Décryptage de la semaine
Avec ses airs de ne pas y toucher, O’Parleur évoque aujourd’hui la sainte-nitouche. Révélations en vue dans un décryptage moins innocent qu’il n’y paraît…
Couvrez ce saint que je ne saurais voir toucher !
Digne de figurer auprès de Saint-Glinglin dans le calendrier fictif, Sainte-Nitouche est une création littéraire assez ancienne.
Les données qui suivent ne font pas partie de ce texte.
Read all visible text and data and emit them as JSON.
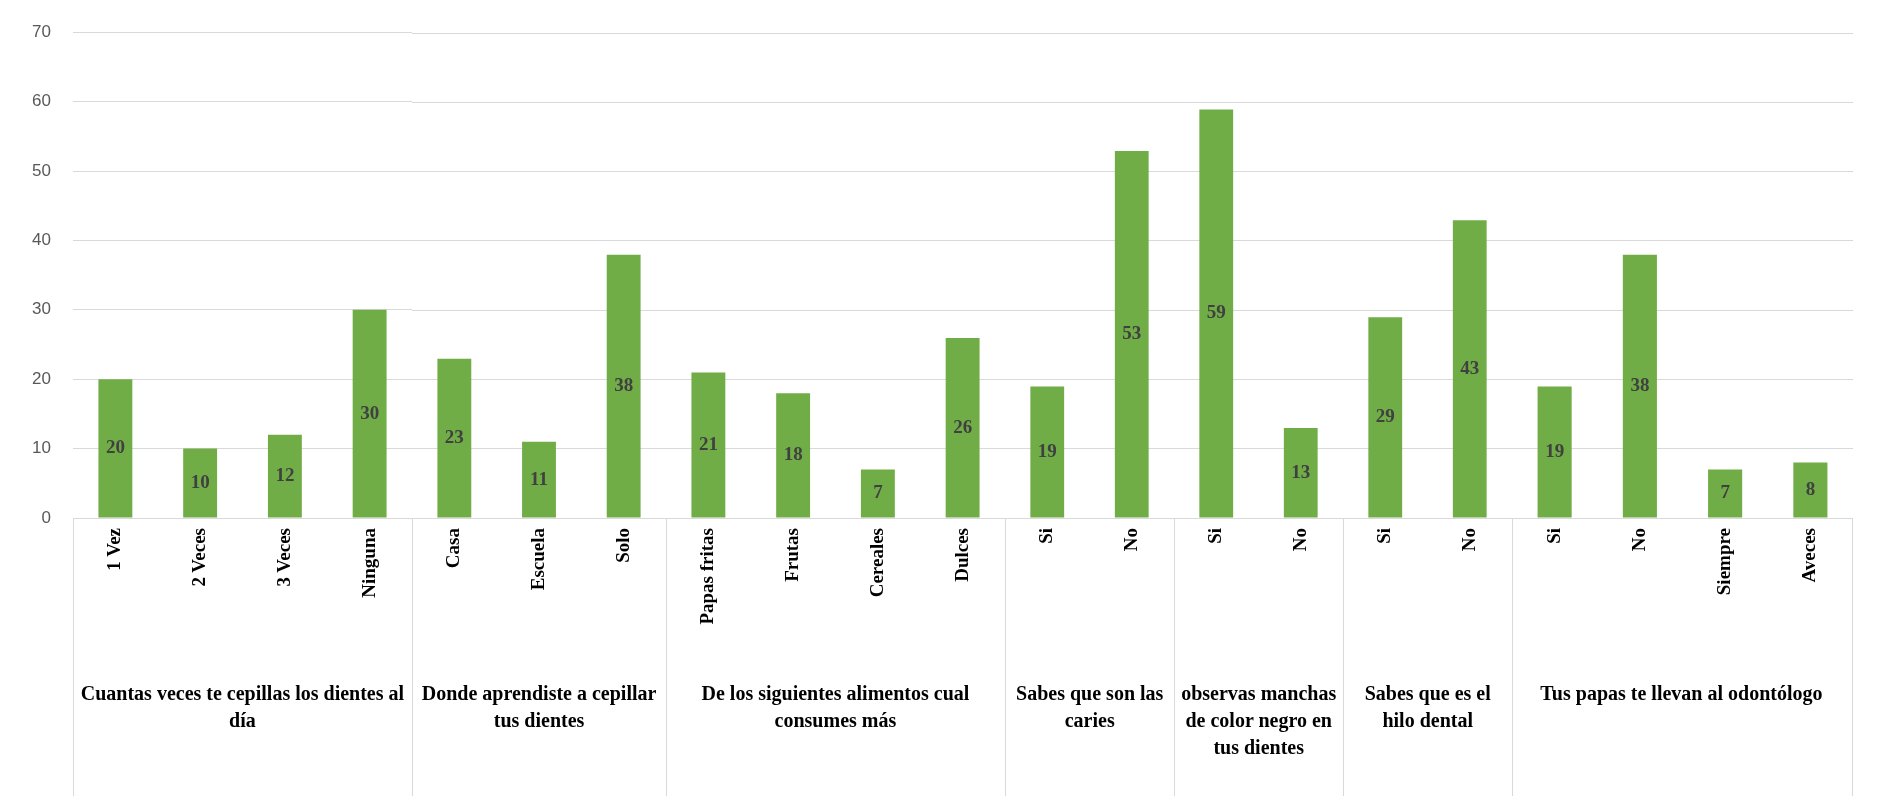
{
  "chart_data": [
    {
      "type": "bar",
      "title": "Cuantas veces te cepillas los dientes al día",
      "categories": [
        "1 Vez",
        "2 Veces",
        "3 Veces",
        "Ninguna"
      ],
      "values": [
        20,
        10,
        12,
        30
      ],
      "color": "#70ad47",
      "ylim": [
        0,
        70
      ],
      "yticks": [
        0,
        10,
        20,
        30,
        40,
        50,
        60,
        70
      ],
      "grid": "y",
      "data_labels": true
    },
    {
      "type": "bar",
      "title": "Donde aprendiste a cepillar tus dientes",
      "categories": [
        "Casa",
        "Escuela",
        "Solo"
      ],
      "values": [
        23,
        11,
        38
      ],
      "color": "#70ad47",
      "ylim": [
        0,
        70
      ],
      "yticks": [
        0,
        10,
        20,
        30,
        40,
        50,
        60,
        70
      ],
      "grid": "y",
      "data_labels": true,
      "tick_labels": "x"
    },
    {
      "type": "bar",
      "title": "De los siguientes alimentos cual consumes más",
      "categories": [
        "Papas fritas",
        "Frutas",
        "Cereales",
        "Dulces"
      ],
      "values": [
        21,
        18,
        7,
        26
      ],
      "color": "#70ad47",
      "ylim": [
        0,
        70
      ],
      "yticks": [
        0,
        10,
        20,
        30,
        40,
        50,
        60,
        70
      ],
      "grid": "y",
      "data_labels": true,
      "tick_labels": "x"
    },
    {
      "type": "bar",
      "title": "Sabes que son las caries",
      "categories": [
        "Si",
        "No"
      ],
      "values": [
        19,
        53
      ],
      "color": "#70ad47",
      "ylim": [
        0,
        70
      ],
      "yticks": [
        0,
        10,
        20,
        30,
        40,
        50,
        60,
        70
      ],
      "grid": "y",
      "data_labels": true,
      "tick_labels": "x"
    },
    {
      "type": "bar",
      "title": "observas manchas de color negro en tus dientes",
      "categories": [
        "Si",
        "No"
      ],
      "values": [
        59,
        13
      ],
      "color": "#70ad47",
      "ylim": [
        0,
        70
      ],
      "yticks": [
        0,
        10,
        20,
        30,
        40,
        50,
        60,
        70
      ],
      "grid": "y",
      "data_labels": true,
      "tick_labels": "x"
    },
    {
      "type": "bar",
      "title": "Sabes que es el hilo dental",
      "categories": [
        "Si",
        "No"
      ],
      "values": [
        29,
        43
      ],
      "color": "#70ad47",
      "ylim": [
        0,
        70
      ],
      "yticks": [
        0,
        10,
        20,
        30,
        40,
        50,
        60,
        70
      ],
      "grid": "y",
      "data_labels": true,
      "tick_labels": "x"
    },
    {
      "type": "bar",
      "title": "Tus papas te llevan al odontólogo",
      "categories": [
        "Si",
        "No",
        "Siempre",
        "Aveces"
      ],
      "values": [
        19,
        38,
        7,
        8
      ],
      "color": "#70ad47",
      "ylim": [
        0,
        70
      ],
      "yticks": [
        0,
        10,
        20,
        30,
        40,
        50,
        60,
        70
      ],
      "grid": "y",
      "data_labels": true,
      "tick_labels": "x"
    }
  ]
}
Mais qui a consacré cette union aussi sacrée qu’insolite ?
D’un côté, il y a le saint (1050)[1] qui s’applique d’abord à Dieu dans la religion chrétienne. ; il signifie alors « souverainement pur et parfait ». Il désigne également ceux qui sont admis dans le séjour des bienheureux[2]. Le nom désigne (fin Xe siècle) une personne qui, après sa mort, est l’objet d’un culte de la part de l’Église catholique.
Depuis le XIe siècle, l’adjectif qualifie (1050) ce qui appartient à la religion chrétienne, ce qui est destiné à des usages sacrés[3]. Il s’applique également (1050) à une personne pure et vénérable, à une chose, à une action, qui inspire ou doit inspirer de la vénération.[4]
Nitouche pas à mon pote ma sainte !
De l’autre, il y a nitouche, nom féminin, issu par contraction (1534) de la locution n’y touche pas[5]. L’expression apparaît pour la première fois chez Rabelais, qui l’emploie dans Gargantua (1534) sous la forme de… Saincte Nytouche :
Croyez que c’estoyt le plus horrible spectacle qu’on veit oncques.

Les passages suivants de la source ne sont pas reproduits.